I architected a Retrieval-Augmented Generation (RAG) system where Ursa (the AI) retrieves semantically similar content from my structured Markdown files (stored as vector embeddings in Supabase) before answering user queries.

Deploying a RAG pipeline on serverless infrastructure hit a hard wall: Vercel's 250MB serverless function limit. The libraries required for parsing content and generating embeddings were too heavy to bundle into a standard edge function.

I decoupled the architecture. I created a separate local ingestion logic. Instead of processing data on the server request, I run ingestion scripts locally on my machine.

Ingestion Comands

cd backend
npm run ingest

These scripts generate the embeddings and push them directly to Supabase. The live site then only needs to perform lightweight retrieval queries, bypassing the bundle size limit entirely.

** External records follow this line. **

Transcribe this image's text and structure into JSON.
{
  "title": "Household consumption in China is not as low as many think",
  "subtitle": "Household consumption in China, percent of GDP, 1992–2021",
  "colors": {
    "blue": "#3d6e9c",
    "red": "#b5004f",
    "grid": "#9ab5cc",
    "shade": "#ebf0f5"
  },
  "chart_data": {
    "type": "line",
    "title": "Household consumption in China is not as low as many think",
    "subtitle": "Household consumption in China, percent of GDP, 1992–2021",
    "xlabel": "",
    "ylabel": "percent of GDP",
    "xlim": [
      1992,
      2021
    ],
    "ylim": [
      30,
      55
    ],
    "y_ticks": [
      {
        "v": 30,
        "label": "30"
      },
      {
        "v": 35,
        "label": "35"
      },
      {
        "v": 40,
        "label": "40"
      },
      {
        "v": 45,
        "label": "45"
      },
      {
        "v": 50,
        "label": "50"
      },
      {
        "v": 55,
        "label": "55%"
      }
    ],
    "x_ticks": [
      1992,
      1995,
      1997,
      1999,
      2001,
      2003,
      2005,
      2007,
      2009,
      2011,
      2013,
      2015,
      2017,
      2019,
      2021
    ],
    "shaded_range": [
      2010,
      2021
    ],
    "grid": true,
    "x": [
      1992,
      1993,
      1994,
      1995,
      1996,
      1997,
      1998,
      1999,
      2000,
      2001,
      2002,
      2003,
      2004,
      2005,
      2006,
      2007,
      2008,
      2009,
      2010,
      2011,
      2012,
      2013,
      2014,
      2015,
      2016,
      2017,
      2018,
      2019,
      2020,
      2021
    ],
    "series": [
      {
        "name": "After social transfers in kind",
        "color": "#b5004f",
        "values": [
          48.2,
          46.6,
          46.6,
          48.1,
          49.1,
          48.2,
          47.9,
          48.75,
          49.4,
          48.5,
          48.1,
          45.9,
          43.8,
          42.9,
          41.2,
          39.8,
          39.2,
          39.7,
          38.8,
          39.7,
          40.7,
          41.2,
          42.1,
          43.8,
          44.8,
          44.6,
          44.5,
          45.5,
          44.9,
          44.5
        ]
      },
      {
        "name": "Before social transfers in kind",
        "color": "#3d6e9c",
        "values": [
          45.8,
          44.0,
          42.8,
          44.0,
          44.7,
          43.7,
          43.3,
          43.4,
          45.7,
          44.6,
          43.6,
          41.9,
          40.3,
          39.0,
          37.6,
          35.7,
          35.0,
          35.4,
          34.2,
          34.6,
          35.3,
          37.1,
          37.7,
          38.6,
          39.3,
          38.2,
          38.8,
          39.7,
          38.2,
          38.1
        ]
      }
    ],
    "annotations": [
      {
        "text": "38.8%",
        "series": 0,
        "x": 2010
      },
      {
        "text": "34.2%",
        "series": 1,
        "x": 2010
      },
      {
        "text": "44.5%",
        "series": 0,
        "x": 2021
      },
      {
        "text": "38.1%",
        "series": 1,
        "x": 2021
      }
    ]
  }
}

I needed Ursa to be context-aware answering general questions on the home page but specific technical questions when viewing a project like "Aether." I built a custom view-state routing system managed by Zustand. I track a chatContext state that dynamically switches the RAG retrieval filter based on the user's location, ensuring Ursa always accesses the relevant knowledge base.

Takeaways & Reflection

This project was a proving ground for moving between design thinking and systems engineering. The quality of the AI depends entirely on the information architecture and infrastructure you build underneath it. The workflows I picked for this project excelled at those. But even after all the heavy automation, The crucial 10% of the code had to be manually fixed and edited by me (mostly in the front end). AI does makes your workflow insanely fast (I built this in just 15 days !) but I would not have reached here if I did not know the concepts and functionality behind this.